Porquê? Ontem, na 1.ª Conferência pelos Direitos dos Contribuintes, organizada pela recém criada Associação Portuguesa de Contribuintes, economistas e fiscalistas criticavam o Tribunal Constitucional por não reconhecer a inconstitucionalidade de uma quantidade de taxas que foram criadas com objectivos que, entretanto, desapareceram, mas as ficaram.
O ex-secretário de Estado dos Assuntos Fiscais, Carlos Lobo, afirmou mesmo que "nada é mais perene em Portugal do que um imposto extraordinário", a começar pelo "Imposto do Selo, de 1660, criado para financiar uma guerra. Ainda o temos. Em Portugal temos um Tribunal Constitucional que mantém todas as contribuições extraordinárias, basta ver as que foram criadas na altura da crise. Nenhuma foi extinta".
Como provocação, no fim da conferência perguntei a Mira Amaral e a António Nogueira Leite - ambos já tiveram responsabilidades governativas -, se, afinal, a culpa dos impostos é do Tribunal Constitucional. A resposta não se fez esperar: claro que sim. "Os juízes do tribunal são funcionários do Estado", diz Mira Amaral. "Têm de responder ao patrão".

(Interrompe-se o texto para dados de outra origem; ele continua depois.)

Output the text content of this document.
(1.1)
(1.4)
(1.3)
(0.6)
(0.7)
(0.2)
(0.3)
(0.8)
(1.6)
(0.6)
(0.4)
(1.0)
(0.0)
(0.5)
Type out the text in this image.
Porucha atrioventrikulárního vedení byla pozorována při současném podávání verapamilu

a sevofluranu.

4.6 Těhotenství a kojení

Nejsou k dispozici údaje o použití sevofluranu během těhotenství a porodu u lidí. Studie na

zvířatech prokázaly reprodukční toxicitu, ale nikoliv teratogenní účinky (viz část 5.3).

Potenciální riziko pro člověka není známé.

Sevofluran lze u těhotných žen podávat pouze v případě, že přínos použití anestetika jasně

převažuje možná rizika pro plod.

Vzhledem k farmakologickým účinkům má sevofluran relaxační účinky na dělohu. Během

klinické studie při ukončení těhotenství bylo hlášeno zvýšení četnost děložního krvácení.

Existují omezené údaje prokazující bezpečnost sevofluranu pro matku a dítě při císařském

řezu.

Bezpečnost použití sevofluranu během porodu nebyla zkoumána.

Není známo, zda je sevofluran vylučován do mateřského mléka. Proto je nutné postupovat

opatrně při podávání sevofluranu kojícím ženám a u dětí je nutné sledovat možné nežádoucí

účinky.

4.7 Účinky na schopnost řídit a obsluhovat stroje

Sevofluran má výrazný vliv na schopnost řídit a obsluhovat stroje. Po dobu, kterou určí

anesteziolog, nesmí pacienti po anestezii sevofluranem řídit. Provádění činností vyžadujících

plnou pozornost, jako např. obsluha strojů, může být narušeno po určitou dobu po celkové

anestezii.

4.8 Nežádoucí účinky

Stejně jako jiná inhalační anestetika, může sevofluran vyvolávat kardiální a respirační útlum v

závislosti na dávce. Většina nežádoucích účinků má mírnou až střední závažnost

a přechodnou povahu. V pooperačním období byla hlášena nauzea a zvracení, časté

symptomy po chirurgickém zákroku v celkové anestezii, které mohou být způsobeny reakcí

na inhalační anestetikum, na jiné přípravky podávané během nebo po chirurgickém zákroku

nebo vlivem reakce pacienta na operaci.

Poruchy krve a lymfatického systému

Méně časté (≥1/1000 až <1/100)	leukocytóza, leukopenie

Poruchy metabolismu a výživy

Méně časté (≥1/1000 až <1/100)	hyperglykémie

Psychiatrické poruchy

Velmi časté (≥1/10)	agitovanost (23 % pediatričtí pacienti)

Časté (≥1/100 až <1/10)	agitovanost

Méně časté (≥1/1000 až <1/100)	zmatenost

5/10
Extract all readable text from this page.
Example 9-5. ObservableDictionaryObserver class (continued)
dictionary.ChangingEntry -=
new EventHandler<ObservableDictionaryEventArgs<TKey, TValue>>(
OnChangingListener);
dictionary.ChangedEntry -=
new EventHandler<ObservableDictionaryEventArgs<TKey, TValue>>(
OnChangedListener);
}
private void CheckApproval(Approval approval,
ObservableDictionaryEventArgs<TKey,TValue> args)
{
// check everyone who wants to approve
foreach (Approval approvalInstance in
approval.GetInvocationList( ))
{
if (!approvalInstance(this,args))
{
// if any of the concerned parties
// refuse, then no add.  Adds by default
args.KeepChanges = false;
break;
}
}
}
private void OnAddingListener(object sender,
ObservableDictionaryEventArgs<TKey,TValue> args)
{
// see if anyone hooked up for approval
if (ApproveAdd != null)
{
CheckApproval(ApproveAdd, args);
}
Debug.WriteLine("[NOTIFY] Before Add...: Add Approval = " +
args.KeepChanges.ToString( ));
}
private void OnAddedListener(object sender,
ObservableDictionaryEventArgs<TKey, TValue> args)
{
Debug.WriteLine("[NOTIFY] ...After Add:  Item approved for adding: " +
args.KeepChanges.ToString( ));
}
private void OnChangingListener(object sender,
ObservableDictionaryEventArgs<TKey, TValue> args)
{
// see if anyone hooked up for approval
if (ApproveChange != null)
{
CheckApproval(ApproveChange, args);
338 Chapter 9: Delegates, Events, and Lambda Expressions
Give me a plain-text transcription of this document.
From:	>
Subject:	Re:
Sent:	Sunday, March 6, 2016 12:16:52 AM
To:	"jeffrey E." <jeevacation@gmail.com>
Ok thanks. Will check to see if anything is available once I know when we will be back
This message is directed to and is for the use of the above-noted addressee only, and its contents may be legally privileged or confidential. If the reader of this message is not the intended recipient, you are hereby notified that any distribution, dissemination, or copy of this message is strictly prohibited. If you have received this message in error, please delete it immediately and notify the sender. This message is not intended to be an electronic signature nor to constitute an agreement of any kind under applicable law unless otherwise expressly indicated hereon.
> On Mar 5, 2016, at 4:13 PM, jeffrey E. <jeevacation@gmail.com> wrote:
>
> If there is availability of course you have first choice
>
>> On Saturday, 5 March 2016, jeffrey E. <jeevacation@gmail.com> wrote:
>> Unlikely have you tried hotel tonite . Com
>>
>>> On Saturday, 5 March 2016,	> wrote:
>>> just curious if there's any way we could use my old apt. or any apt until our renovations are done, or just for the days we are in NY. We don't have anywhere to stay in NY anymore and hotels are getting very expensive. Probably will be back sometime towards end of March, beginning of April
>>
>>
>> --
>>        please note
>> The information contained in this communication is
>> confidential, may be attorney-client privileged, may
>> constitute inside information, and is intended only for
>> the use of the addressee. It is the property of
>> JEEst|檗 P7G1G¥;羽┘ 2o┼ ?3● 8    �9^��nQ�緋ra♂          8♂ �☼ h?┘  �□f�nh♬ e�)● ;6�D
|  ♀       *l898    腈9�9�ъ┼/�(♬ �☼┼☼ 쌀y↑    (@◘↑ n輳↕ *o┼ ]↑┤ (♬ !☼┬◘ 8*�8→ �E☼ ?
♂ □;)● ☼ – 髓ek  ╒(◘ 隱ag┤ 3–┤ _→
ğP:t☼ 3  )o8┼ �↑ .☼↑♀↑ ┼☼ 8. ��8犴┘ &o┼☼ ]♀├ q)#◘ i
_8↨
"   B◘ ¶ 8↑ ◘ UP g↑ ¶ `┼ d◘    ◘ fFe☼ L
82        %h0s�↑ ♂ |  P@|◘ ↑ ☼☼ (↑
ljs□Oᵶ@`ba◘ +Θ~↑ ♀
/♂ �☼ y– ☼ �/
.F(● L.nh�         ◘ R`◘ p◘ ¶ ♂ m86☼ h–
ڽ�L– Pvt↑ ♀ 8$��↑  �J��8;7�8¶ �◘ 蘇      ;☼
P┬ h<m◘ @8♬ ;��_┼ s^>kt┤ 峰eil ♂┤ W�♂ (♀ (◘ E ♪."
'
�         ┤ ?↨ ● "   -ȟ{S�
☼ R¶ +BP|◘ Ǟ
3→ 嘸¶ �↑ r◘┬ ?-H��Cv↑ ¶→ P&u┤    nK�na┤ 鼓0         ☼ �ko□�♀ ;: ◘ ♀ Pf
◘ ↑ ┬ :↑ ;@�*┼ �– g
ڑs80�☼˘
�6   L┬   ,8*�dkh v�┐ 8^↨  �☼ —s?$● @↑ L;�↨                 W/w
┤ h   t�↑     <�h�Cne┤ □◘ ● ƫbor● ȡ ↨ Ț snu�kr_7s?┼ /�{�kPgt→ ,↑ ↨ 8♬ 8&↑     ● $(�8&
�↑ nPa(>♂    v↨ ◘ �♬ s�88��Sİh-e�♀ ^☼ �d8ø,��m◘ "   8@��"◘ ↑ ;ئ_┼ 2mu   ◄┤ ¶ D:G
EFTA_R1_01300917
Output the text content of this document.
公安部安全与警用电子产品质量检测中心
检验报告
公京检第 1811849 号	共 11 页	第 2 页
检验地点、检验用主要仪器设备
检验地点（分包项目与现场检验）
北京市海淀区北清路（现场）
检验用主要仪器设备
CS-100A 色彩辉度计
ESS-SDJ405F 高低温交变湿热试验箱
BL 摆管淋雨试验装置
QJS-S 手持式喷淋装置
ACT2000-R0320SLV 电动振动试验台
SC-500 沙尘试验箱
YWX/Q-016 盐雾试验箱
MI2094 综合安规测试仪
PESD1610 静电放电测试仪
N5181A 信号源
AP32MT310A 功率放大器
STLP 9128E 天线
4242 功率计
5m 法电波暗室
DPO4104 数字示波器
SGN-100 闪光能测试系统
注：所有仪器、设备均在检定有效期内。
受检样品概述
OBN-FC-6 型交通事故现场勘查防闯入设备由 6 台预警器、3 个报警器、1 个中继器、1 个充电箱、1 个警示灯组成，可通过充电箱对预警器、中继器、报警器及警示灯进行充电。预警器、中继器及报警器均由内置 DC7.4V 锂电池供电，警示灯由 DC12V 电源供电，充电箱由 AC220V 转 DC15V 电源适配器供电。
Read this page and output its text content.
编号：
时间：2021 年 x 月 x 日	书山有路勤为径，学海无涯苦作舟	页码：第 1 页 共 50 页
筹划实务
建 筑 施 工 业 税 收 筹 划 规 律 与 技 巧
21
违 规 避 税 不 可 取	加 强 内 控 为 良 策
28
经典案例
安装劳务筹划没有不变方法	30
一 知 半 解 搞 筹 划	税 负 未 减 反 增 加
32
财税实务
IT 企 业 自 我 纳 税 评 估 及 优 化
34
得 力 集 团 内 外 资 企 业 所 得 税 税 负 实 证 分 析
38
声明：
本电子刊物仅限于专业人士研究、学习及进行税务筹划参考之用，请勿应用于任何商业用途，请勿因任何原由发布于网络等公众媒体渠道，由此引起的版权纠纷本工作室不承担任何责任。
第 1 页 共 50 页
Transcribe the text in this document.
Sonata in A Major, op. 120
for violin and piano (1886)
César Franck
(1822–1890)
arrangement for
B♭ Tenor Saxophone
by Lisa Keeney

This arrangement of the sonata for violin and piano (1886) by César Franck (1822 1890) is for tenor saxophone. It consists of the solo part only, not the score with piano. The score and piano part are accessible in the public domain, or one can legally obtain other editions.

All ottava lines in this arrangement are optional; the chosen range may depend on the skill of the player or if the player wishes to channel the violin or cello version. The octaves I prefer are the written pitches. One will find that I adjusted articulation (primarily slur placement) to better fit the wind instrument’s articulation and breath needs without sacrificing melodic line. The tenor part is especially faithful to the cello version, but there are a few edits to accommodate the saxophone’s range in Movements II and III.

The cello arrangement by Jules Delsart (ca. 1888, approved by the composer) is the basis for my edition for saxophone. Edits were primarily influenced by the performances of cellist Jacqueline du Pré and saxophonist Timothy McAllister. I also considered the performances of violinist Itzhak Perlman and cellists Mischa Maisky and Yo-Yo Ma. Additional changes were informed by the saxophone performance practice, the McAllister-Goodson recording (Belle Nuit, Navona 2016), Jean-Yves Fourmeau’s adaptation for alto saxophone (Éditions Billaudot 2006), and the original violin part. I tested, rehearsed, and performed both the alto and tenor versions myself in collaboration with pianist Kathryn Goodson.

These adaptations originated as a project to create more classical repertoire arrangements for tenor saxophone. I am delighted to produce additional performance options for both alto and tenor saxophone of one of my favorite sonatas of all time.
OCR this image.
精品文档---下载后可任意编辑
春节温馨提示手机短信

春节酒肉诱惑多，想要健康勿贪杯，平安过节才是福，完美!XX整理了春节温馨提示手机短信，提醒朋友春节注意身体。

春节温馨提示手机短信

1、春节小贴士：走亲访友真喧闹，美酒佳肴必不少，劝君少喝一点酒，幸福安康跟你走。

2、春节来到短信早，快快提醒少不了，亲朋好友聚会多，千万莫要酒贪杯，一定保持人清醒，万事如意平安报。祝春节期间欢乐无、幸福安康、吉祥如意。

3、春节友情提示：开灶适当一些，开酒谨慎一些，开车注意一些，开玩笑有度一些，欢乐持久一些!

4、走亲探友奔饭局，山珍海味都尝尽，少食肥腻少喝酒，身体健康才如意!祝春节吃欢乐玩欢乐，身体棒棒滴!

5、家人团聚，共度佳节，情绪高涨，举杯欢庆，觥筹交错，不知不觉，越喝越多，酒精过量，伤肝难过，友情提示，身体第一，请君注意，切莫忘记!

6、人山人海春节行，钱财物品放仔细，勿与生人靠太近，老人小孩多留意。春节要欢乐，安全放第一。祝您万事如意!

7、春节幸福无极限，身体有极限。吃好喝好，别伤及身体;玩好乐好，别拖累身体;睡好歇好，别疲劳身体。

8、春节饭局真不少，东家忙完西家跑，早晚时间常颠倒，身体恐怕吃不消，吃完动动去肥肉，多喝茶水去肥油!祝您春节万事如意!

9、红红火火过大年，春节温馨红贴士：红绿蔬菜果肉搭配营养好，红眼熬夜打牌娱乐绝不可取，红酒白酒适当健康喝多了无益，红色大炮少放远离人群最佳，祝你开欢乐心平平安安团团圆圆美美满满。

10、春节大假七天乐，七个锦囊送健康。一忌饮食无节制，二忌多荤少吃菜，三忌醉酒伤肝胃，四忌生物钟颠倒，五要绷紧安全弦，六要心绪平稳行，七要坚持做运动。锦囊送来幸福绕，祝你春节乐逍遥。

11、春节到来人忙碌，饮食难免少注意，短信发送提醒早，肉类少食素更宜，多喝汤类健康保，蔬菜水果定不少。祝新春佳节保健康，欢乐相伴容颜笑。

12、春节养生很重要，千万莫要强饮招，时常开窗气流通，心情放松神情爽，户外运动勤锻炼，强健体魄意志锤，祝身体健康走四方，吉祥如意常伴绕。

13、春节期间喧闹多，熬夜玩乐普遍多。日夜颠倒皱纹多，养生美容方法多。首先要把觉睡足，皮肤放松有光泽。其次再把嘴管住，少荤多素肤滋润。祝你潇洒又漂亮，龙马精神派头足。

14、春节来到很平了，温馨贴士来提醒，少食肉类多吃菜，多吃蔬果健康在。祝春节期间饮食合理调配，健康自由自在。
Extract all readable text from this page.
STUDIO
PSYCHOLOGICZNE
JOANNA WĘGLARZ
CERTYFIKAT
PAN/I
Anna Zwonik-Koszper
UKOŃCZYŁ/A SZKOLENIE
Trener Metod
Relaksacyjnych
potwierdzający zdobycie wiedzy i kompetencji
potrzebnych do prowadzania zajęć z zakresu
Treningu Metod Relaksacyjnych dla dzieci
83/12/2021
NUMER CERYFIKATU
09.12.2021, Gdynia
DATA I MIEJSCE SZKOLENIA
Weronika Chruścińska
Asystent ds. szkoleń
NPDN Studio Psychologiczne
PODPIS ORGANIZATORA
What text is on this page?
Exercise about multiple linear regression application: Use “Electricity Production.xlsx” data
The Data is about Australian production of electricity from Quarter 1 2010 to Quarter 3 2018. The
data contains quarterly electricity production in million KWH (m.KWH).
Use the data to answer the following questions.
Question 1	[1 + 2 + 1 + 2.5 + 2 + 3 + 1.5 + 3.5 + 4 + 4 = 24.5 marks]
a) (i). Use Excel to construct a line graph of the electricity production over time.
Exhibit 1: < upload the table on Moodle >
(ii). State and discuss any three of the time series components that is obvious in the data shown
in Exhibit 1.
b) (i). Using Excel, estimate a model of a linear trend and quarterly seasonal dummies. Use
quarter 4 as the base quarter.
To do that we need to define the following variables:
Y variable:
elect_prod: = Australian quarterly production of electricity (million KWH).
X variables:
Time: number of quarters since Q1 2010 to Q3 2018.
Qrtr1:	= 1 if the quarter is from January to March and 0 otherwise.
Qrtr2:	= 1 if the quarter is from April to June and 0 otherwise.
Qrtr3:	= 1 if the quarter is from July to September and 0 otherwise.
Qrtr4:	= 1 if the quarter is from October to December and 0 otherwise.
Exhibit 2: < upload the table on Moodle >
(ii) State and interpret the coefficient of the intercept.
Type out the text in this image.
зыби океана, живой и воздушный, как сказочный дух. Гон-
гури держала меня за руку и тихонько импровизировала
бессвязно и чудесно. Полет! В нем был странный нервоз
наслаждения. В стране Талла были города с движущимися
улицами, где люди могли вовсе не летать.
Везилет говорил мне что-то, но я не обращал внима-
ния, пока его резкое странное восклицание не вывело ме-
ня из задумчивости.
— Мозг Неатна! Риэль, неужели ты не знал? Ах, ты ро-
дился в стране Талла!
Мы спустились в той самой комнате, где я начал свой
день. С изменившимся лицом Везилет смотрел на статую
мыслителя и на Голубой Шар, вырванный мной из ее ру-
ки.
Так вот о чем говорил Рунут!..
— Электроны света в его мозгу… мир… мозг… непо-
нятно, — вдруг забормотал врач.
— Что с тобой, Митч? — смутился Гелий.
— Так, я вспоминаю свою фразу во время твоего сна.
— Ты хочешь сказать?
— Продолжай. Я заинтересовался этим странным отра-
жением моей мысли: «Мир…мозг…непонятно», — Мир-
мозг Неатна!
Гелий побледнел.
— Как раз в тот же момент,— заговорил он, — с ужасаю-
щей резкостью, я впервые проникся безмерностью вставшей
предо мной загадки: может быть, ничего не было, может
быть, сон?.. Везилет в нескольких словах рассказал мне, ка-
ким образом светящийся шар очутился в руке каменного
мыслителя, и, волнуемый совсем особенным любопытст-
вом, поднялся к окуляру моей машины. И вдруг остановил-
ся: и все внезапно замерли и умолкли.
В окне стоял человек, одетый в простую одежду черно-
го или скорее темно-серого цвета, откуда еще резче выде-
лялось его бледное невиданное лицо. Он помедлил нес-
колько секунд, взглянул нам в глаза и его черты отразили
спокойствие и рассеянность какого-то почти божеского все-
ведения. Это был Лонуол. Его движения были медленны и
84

Dos 13 juízes, dez são eleitos pela Assembleia da República por maioria qualificada de dois terços dos deputados e três são cooptados pelos juízes eleitos pelo parlamento (actualmente, cinco PS, seis PSD, um PCP e um independente). O economista António Nogueira Leite concorda, e acrescenta que "em qualquer país de primeiro mundo o Tribunal Constitucional tem juízes que não são juristas, são especialistas em determinadas matérias".
Volto às palavras do presidente do Supremo: "Vejo no horizonte cada vez mais próximo a criação de um ambiente propício a aventuras legislativas, que podem comprometer a independência dos tribunais e o regular funcionamento do sistema de Justiça", disse ainda na semana passada.
Supremo Tribunal de Justiça, Ministério Público, Tribunal Constitucional. Se perguntarmos a qualquer partido político, com ou sem assento parlamentar, se a independência do poder judicial deve ou não estar na linha da frente da defesa do Estado de Direito, a resposta, aposto, é afirmativa. Chama-se a isto esquizofrenia. Ou então temos motivos para acreditar que os partidos querem mesmo manter as portas giratórias para partidarizar as magistraturas.